Thermodynamic quantum critical behavior of the anisotropic Kondo necklace model

The Ising-like anisotropy parameter δ in the Kondo necklace model is analyzed using the bond-operator method at zero and finite temperatures for arbitrary d dimensions. A decoupling scheme on the double time Green's functions is used to find the dispersion relation for the excitations of the system. At zero temperature and in the paramagnetic side of the phase diagram, we determine the spin gap exponent νz≈0.5 in three dimensions and anisotropy between 0⩽δ⩽1, a result consistent with the dynamic exponent z=1 for the Gaussian character of the bond-operator treatment.
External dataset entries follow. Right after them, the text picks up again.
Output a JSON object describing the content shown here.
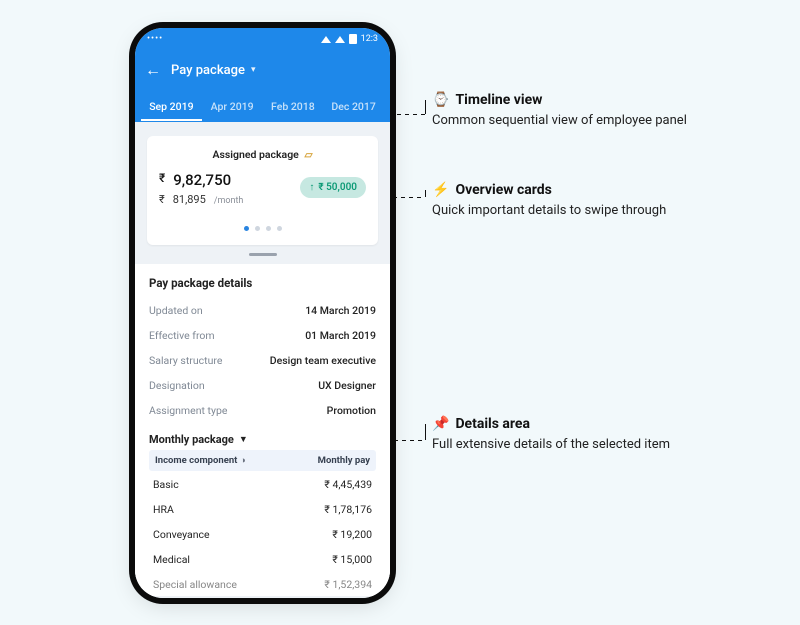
{
  "statusbar": {
    "time": "12:3"
  },
  "appbar": {
    "title": "Pay package"
  },
  "tabs": [
    "Sep 2019",
    "Apr 2019",
    "Feb 2018",
    "Dec 2017"
  ],
  "active_tab_index": 0,
  "card": {
    "title": "Assigned package",
    "amount": "9,82,750",
    "monthly": "81,895",
    "monthly_suffix": "/month",
    "delta": "₹ 50,000"
  },
  "details": {
    "heading": "Pay package details",
    "rows": [
      {
        "k": "Updated on",
        "v": "14 March 2019"
      },
      {
        "k": "Effective from",
        "v": "01 March 2019"
      },
      {
        "k": "Salary structure",
        "v": "Design team executive"
      },
      {
        "k": "Designation",
        "v": "UX Designer"
      },
      {
        "k": "Assignment type",
        "v": "Promotion"
      }
    ],
    "monthly_heading": "Monthly package",
    "col1": "Income component",
    "col2": "Monthly pay",
    "items": [
      {
        "k": "Basic",
        "v": "₹ 4,45,439"
      },
      {
        "k": "HRA",
        "v": "₹ 1,78,176"
      },
      {
        "k": "Conveyance",
        "v": "₹ 19,200"
      },
      {
        "k": "Medical",
        "v": "₹ 15,000"
      },
      {
        "k": "Special allowance",
        "v": "₹ 1,52,394"
      }
    ]
  },
  "annotations": {
    "a1": {
      "icon": "⌚",
      "title": "Timeline view",
      "desc": "Common sequential view of employee panel"
    },
    "a2": {
      "icon": "⚡",
      "title": "Overview cards",
      "desc": "Quick important details to swipe through"
    },
    "a3": {
      "icon": "📌",
      "title": "Details area",
      "desc": "Full extensive details of the selected item"
    }
  }
}
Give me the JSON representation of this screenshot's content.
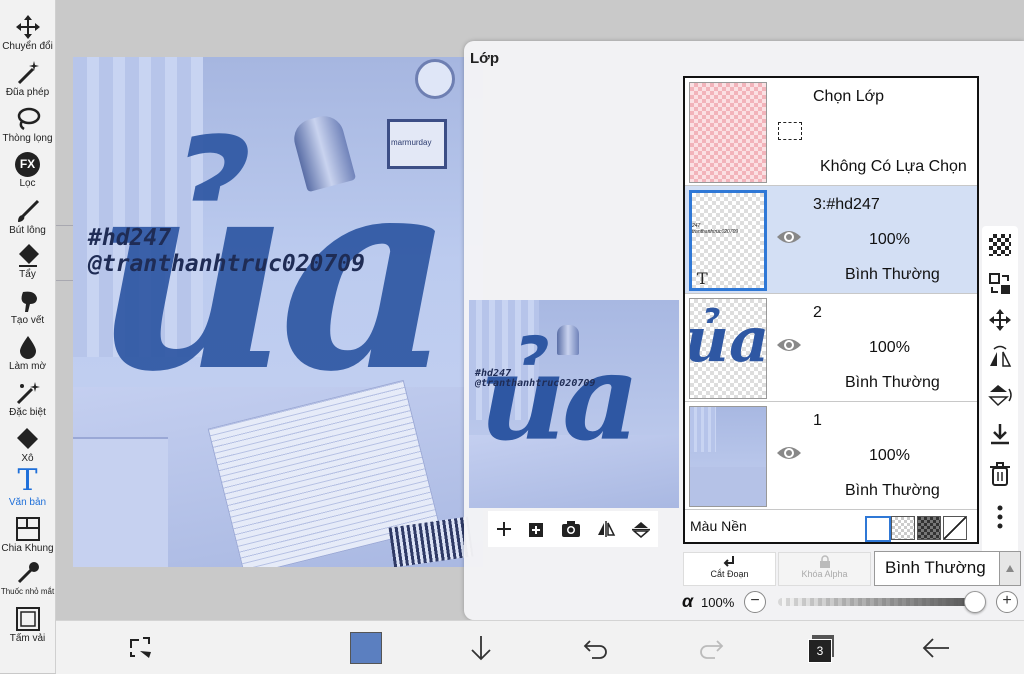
{
  "toolbar": {
    "tools": [
      {
        "label": "Chuyển đổi",
        "icon": "move-icon"
      },
      {
        "label": "Đũa phép",
        "icon": "magic-wand-icon"
      },
      {
        "label": "Thòng lọng",
        "icon": "lasso-icon"
      },
      {
        "label": "Lọc",
        "icon": "fx-filter-icon",
        "badge": "FX"
      },
      {
        "label": "Bút lông",
        "icon": "brush-icon"
      },
      {
        "label": "Tẩy",
        "icon": "eraser-icon"
      },
      {
        "label": "Tạo vết",
        "icon": "smudge-icon"
      },
      {
        "label": "Làm mờ",
        "icon": "blur-icon"
      },
      {
        "label": "Đặc biệt",
        "icon": "special-icon"
      },
      {
        "label": "Xô",
        "icon": "bucket-icon"
      },
      {
        "label": "Văn bản",
        "icon": "text-tool-icon",
        "glyph": "T"
      },
      {
        "label": "Chia Khung",
        "icon": "frame-divider-icon"
      },
      {
        "label": "Thuốc nhỏ mắt",
        "icon": "eyedropper-icon"
      },
      {
        "label": "Tấm vải",
        "icon": "canvas-icon"
      }
    ],
    "active_tool": "Văn bản",
    "active_color": "#1e6fd9"
  },
  "artwork": {
    "hashtag": "#hd247",
    "handle": "@tranthanhtruc020709",
    "script_text": "ủa",
    "thumb_text": "ủa",
    "frame_text": "marmurday",
    "text_color": "#1f2c55",
    "script_color": "#2e57a3"
  },
  "layers_panel": {
    "title": "Lớp",
    "selection_layer": {
      "name": "Chọn Lớp",
      "status": "Không Có Lựa Chọn"
    },
    "layers": [
      {
        "name": "3:#hd247",
        "opacity": "100%",
        "mode": "Bình Thường",
        "selected": true,
        "type_glyph": "T",
        "thumb_text": "247\ntranthanhtruc020709"
      },
      {
        "name": "2",
        "opacity": "100%",
        "mode": "Bình Thường",
        "selected": false
      },
      {
        "name": "1",
        "opacity": "100%",
        "mode": "Bình Thường",
        "selected": false
      }
    ],
    "background": {
      "label": "Màu Nền"
    },
    "clip_button": "Cắt Đoạn",
    "alpha_lock_button": "Khóa Alpha",
    "blend_mode": "Bình Thường",
    "alpha_symbol": "α",
    "alpha_value": "100%",
    "opacity_fraction": 1.0,
    "accent": "#2f78d6"
  },
  "bottombar": {
    "primary_color": "#5b7fc0",
    "layer_count": "3"
  }
}
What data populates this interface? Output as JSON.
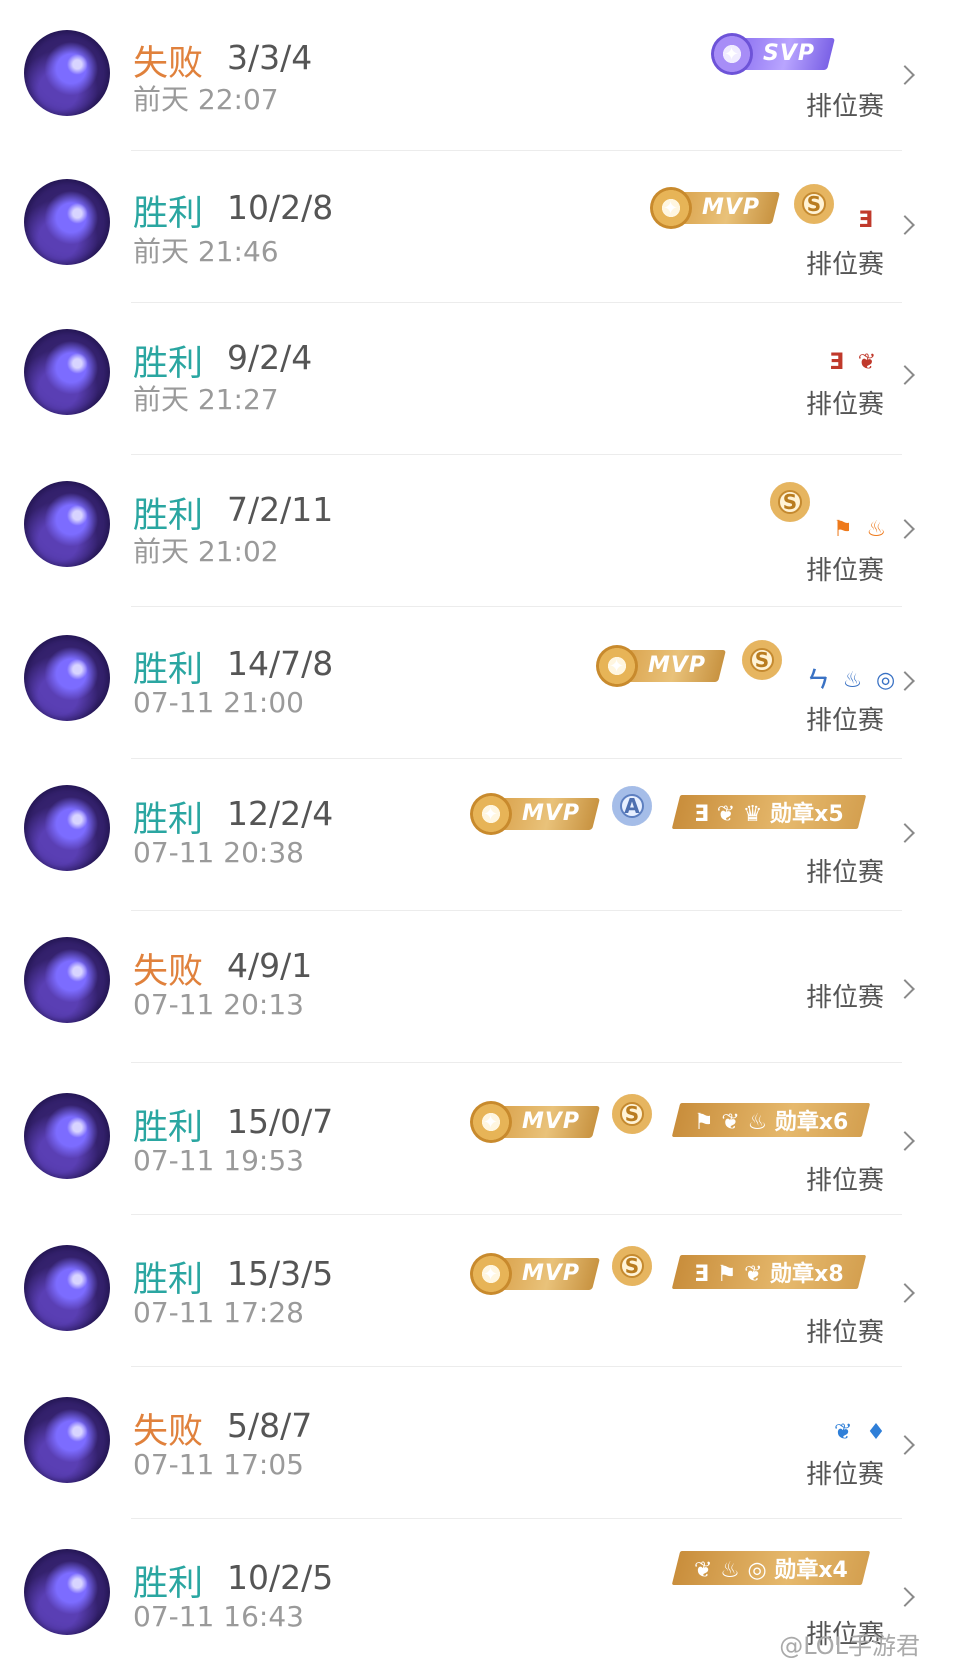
{
  "mode_label": "排位赛",
  "watermark": "@LOL手游君",
  "matches": [
    {
      "result": "失败",
      "kda": "3/3/4",
      "time": "前天 22:07"
    },
    {
      "result": "胜利",
      "kda": "10/2/8",
      "time": "前天 21:46"
    },
    {
      "result": "胜利",
      "kda": "9/2/4",
      "time": "前天 21:27"
    },
    {
      "result": "胜利",
      "kda": "7/2/11",
      "time": "前天 21:02"
    },
    {
      "result": "胜利",
      "kda": "14/7/8",
      "time": "07-11 21:00"
    },
    {
      "result": "胜利",
      "kda": "12/2/4",
      "time": "07-11 20:38"
    },
    {
      "result": "失败",
      "kda": "4/9/1",
      "time": "07-11 20:13"
    },
    {
      "result": "胜利",
      "kda": "15/0/7",
      "time": "07-11 19:53"
    },
    {
      "result": "胜利",
      "kda": "15/3/5",
      "time": "07-11 17:28"
    },
    {
      "result": "失败",
      "kda": "5/8/7",
      "time": "07-11 17:05"
    },
    {
      "result": "胜利",
      "kda": "10/2/5",
      "time": "07-11 16:43"
    }
  ],
  "badges": {
    "svp": "SVP",
    "mvp": "MVP",
    "grade_s": "S",
    "grade_a": "A",
    "row2_icons": "Ǝ",
    "row3_icons": "Ǝ ❦",
    "row4_icons": "⚑ ♨",
    "row5_icons": "ㄣ ♨ ◎",
    "row6_plate": "Ǝ ❦ ♛ 勋章x5",
    "row8_plate": "⚑ ❦ ♨ 勋章x6",
    "row9_plate": "Ǝ ⚑ ❦ 勋章x8",
    "row10_icons": "❦ ♦",
    "row11_plate": "❦ ♨ ◎ 勋章x4"
  }
}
On the other hand, in the antiferromagnetic phase at low but finite temperatures, the line of Neel transitions is calculated for δ⪡1. For d>2 it is only re-normalized by the anisotropy parameter and varies with the distance to the quantum critical point (QCP) |g| as, TN∝|g|ψ where the shift exponent ψ=1/(d-1). Nevertheless, in two dimensions, a long-range magnetic order occurs only at T=0 for any δ⪡1. In the paramagnetic phase, we also find a power law temperature dependence on the specific heat at the quantum critical trajectory J/t=(J/t)c, T→0. It behaves as CV∝Td for δ⩽1 and ≈1, in concordance with the scaling theory for z=1.